Continua na vitrine de toda a mídia, desde os últimos dias de junho passado, o caso da alpinista brasileira vítima de queda enquanto escalava trilha ao redor de um monte vulcânico na Indonésia. Notícias dão conta de que Juliana Marins, de 24 anos, caiu por cerca de 300 metros da trilha, passando pelo menos quatro dias aguardando resgate. Na terça-feira, 24 de junho, a jovem foi encontrada morta.
“Durante as buscas, a família mobilizou as redes sociais e o assunto se tornou um dos mais comentados na internet. A página criada pela família para informar e repercutir as diversas demandas dos envolvidos ganhou milhares de seguidores em poucas horas, alcançando a marca de 1,2 milhão de seguidores”, estampa o noticiário.
Até então, Juliana Marins era uma jovem completamente anônima que, por conta de uma fatalidade que lhe custou a vida, tornou-se, de momento, celebridade póstuma em todo o mundo. O caso da jovem inditosa soma-se a outros semelhantes que, com frequência, estão se tornando comuns nos dias de hoje, notadamente, por conta do poder da vertiginosa comunicação eletrônica, facultando a cada um de nós a possibilidade de produzir e propagar a notícia com foros de largo alcance.
Foi também no mês de junho, porém no ano 2023, que acontecido semelhante envolvendo turistas aventureiros tomou conta da mídia global. Naquele momento, cinco tripulantes do submarino Titan, que realizavam uma expedição para visitar os restos mortais do histórico navio Titanic, desapareceram nas profundezas do Oceano Atlântico. Os cinco mortos na tragédia, também até então anônimos, viraram, de uma hora para outra, celebridades póstumas em todo o mundo.
O caso da alpinista brasileira, por outro lado, suscitou polêmica, debate e discussão em torno, principalmente, da demora na prestação de socorro, segundo alegou a família da vítima. Opiniões e comentários diversos preencheram seus espaços nas redes sociais da internet, universo sofisticado que é hoje, e como nunca, o palco da democracia universal.
Deixando de lado o mérito da questão, o que nos provoca a curiosidade é a glória da fama em larga escala concedida àqueles que não tiveram a chance de testemunhá-la nem de usufruí-la. De súbito, alguém, dentre os cerca de oito bilhões de habitantes hodiernos do planeta terra, tem seu nome e imagem escancarados nos meios de comunicação do mundo inteiro, tornando-se uma celebridade… póstuma.

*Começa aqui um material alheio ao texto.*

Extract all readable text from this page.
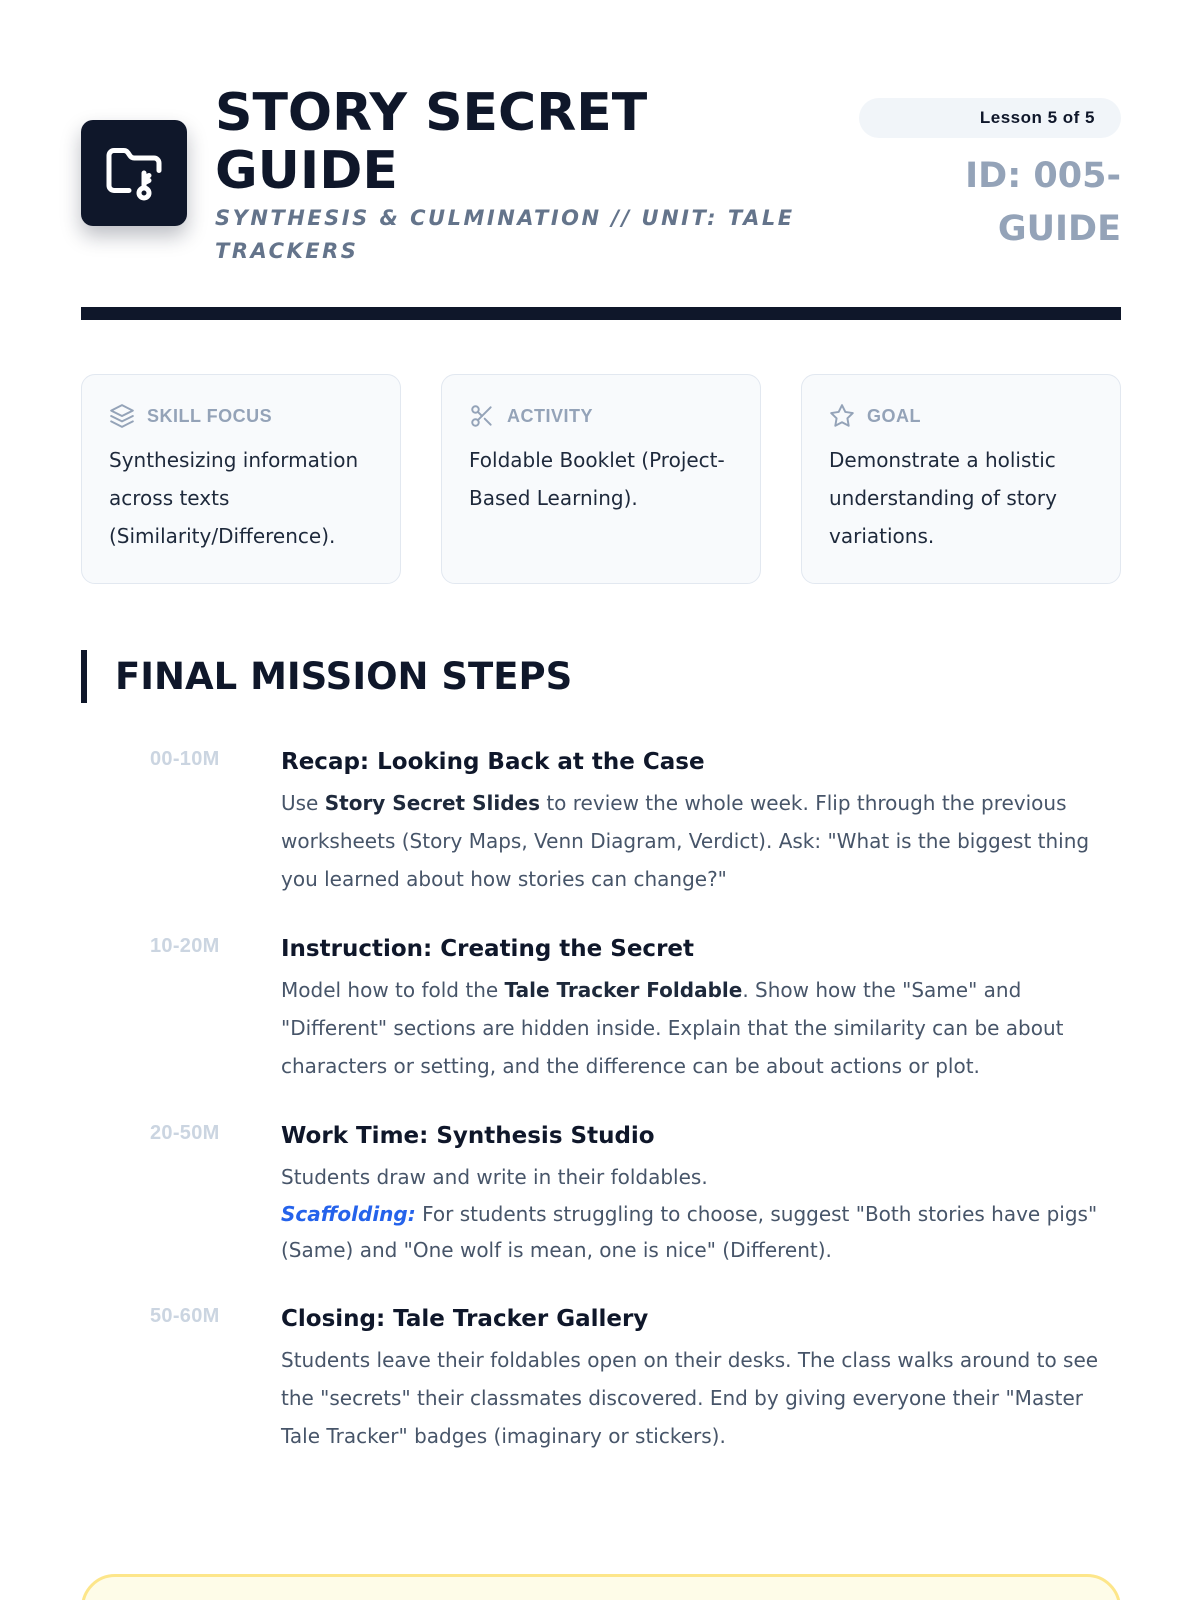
STORY SECRET GUIDE
SYNTHESIS & CULMINATION // UNIT: TALE TRACKERS
Lesson 5 of 5
ID: 005-GUIDE
SKILL FOCUS
Synthesizing information across texts (Similarity/Difference).
ACTIVITY
Foldable Booklet (Project-Based Learning).
GOAL
Demonstrate a holistic understanding of story variations.
FINAL MISSION STEPS
00-10M	Recap: Looking Back at the Case

Use Story Secret Slides to review the whole week. Flip through the previous worksheets (Story Maps, Venn Diagram, Verdict). Ask: "What is the biggest thing you learned about how stories can change?"

10-20M	Instruction: Creating the Secret

Model how to fold the Tale Tracker Foldable. Show how the "Same" and "Different" sections are hidden inside. Explain that the similarity can be about characters or setting, and the difference can be about actions or plot.

20-50M	Work Time: Synthesis Studio

Students draw and write in their foldables.
Scaffolding: For students struggling to choose, suggest "Both stories have pigs" (Same) and "One wolf is mean, one is nice" (Different).

50-60M	Closing: Tale Tracker Gallery

Students leave their foldables open on their desks. The class walks around to see the "secrets" their classmates discovered. End by giving everyone their "Master Tale Tracker" badges (imaginary or stickers).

Fenômenos semelhantes, em contextos bastante diferentes, também aconteceram no passado, não por conta de fatalidades, mas envolvendo pessoas que simplesmente viveram, e depois de mortas se tornaram famosas.
O pintor holandês Vincent Van Gohg, por exemplo, conseguiu apenas em vida vender um de seus quadros, a um amigo, e por preço módico. Ele produziu mais de dois mil quadros, alguns avaliados hoje em mais de cem milhões de dólares.
Na literatura, o extenso rol de famosos depois da morte inclui, por exemplo, o tcheco Franz Kafka, que de obscuro advogado metamorfoseou-se, já finado, no celebrado escritor lido e reconhecido em todo o mundo. O mesmo vale, apenas como exemplo, para os brasileiros Lima Barreto e Oswald de Andrade, que em vida não fruíram o prestígio da fama. O primeiro tem seu nome ligado intrinsecamente ao movimento modernista literário nacional. O segundo publicou romances, sátiras, contos e crônicas. Porém, a maior parte de sua obra foi redescoberta e reunida em livro, quando seu autor já era.
Em vista desse fatal e corriqueiro desencontro da fama com seu dono em vida, prevalece, mais do que nunca, o recado do compositor brasileiro Nelson Cavaquinho, explícito na letra de uma das mais belas páginas musicais do nosso cancioneiro, consagrada para sempre com o filosófico título Quando eu me chamar saudade, em que se ouve o singular protesto: “Me dê as flores em vida / O carinho, a mão amiga / Para aliviar meus ais / Depois que eu me chamar saudade / Não preciso de vaidade / Quero preces e nada mais”.